There have been many suggestions as to why the tunnel form should be so common. It has sometimes been compared to the phenomenon of 'tunnel vision' in which the visual field is greatly narrowed, but usually in OBEs and hallucinations the apparent visual field is very wide; it is just formed like a tunnel. A more plausible alternative depends on the way in which retinal space is mapped on cortical space. If a straight line in the visual cortex of the brain represents a circular pattern on the retina then stimulation in a straight line occurring in states of cortical excitation could produce a sensation of concentric rings, or a tunnel form. This type of argument is important in understanding the visual illusions of migraine, in which excitations spread across parts of the cortex.

Another reasonable speculation is that the tunnel has something to do with constancy mechanisms. As objects move about, or we move relative to them, their projection on the retina changes shape and size. We have constancy mechanisms which compensate for this effect. For very large objects, distortions are necessarily a result of perspective, and yet we see buildings as having straight wall and roofs. If this mechanism acted inappropriately on internally generated spontaneous signals, it might produce a tunnel-like perspective, and any hallucinatory forms would also be seen against this distorted background. In drug-induced hallucinations there may come a point at which the subject becomes part of the imagery and it seems quite real to him, even though it comes from his memory.
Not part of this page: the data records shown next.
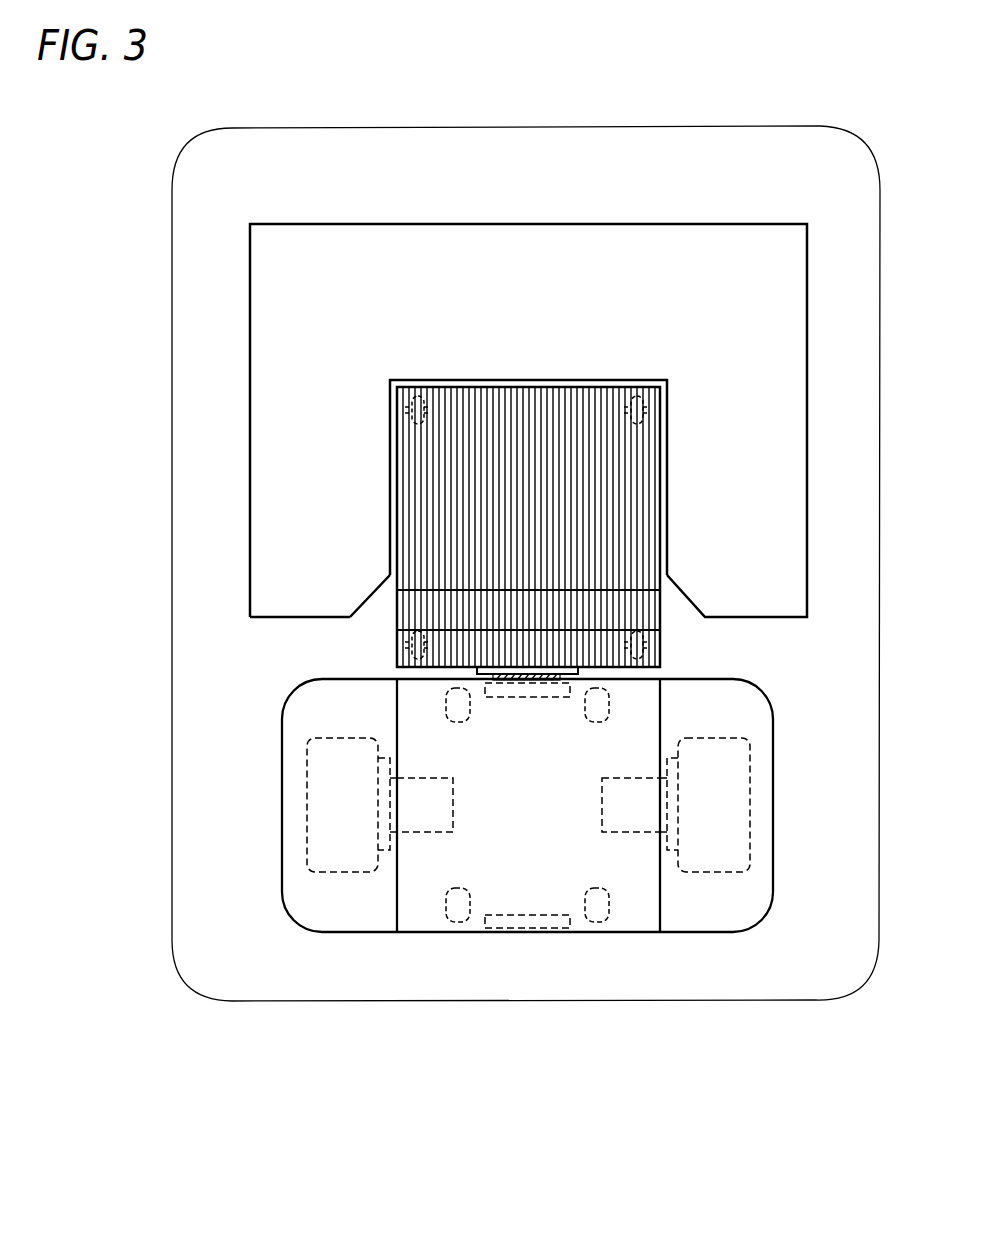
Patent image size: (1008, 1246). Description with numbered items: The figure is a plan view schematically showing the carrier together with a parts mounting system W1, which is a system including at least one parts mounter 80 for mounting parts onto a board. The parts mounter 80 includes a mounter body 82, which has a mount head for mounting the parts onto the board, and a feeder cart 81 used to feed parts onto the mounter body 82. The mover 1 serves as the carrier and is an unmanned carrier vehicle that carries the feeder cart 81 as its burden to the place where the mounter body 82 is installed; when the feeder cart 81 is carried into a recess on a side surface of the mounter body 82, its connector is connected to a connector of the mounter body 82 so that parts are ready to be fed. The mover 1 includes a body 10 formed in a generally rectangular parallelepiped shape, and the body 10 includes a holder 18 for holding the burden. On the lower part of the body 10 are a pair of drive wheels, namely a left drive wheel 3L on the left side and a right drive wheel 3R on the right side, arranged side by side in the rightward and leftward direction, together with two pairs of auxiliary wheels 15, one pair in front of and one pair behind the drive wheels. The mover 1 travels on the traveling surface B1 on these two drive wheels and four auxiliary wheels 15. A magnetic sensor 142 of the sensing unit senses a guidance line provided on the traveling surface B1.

The mover 1 is at (573, 782).
The body 10 is at (717, 688).
The auxiliary wheels 15 is at (455, 724).
The holder 18 is at (545, 681).
The magnetic sensor 142 is at (517, 698).
The right drive wheel 3R is at (327, 748).
The left drive wheel 3L is at (708, 868).
The parts mounter 80 is at (201, 592).
The feeder cart 81 is at (397, 655).
The mounter body 82 is at (258, 603).
The parts mounting system W1 is at (721, 232).
The traveling surface B1 is at (504, 990).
The comparison with OBEs is interesting because one of the most consistent features of spontaneous OBEs is that the experiencers claim 'it all seemed so real.' If it were a kind of hallucination similar to these drug-induced ones then it would seem real. Put together the information from the subject's cognitive map in memory, and an hallucinatory state in which information from memory is experienced as though it were perceived, and you have a good many of the ingredients for a classical OBE.

But what of the differences between hallucinations and OBEs? You may point to the state of consciousness associated with the two and argue that OBEs often occur when the person claims to be wide awake, and thinking perfectly normally. But so can hallucinations. With certain drugs consciousness and thinking seem to be clearer than ever before, just as they often do in an OBE. An important difference is that in the OBE, the objects of perception are organized consistently as though they do constitute a stable, physical world. But such is not always the case; there are many cases which involve experiences beyond anything to be seen in the physical world.

Consideration of imagery and hallucinations might provide some sort of framework for understanding the OBE. It would be seen as just one form of a range of hallucinatory experiences. But (and this is a big but) if the OBE is basically an hallucination and nothing actually leaves the body, then paranormal events ought not necessarily to be associated with it. People ought not to be able to see distant unknown places or influence objects while 'out of the body'; yet there are many claims to such an effect.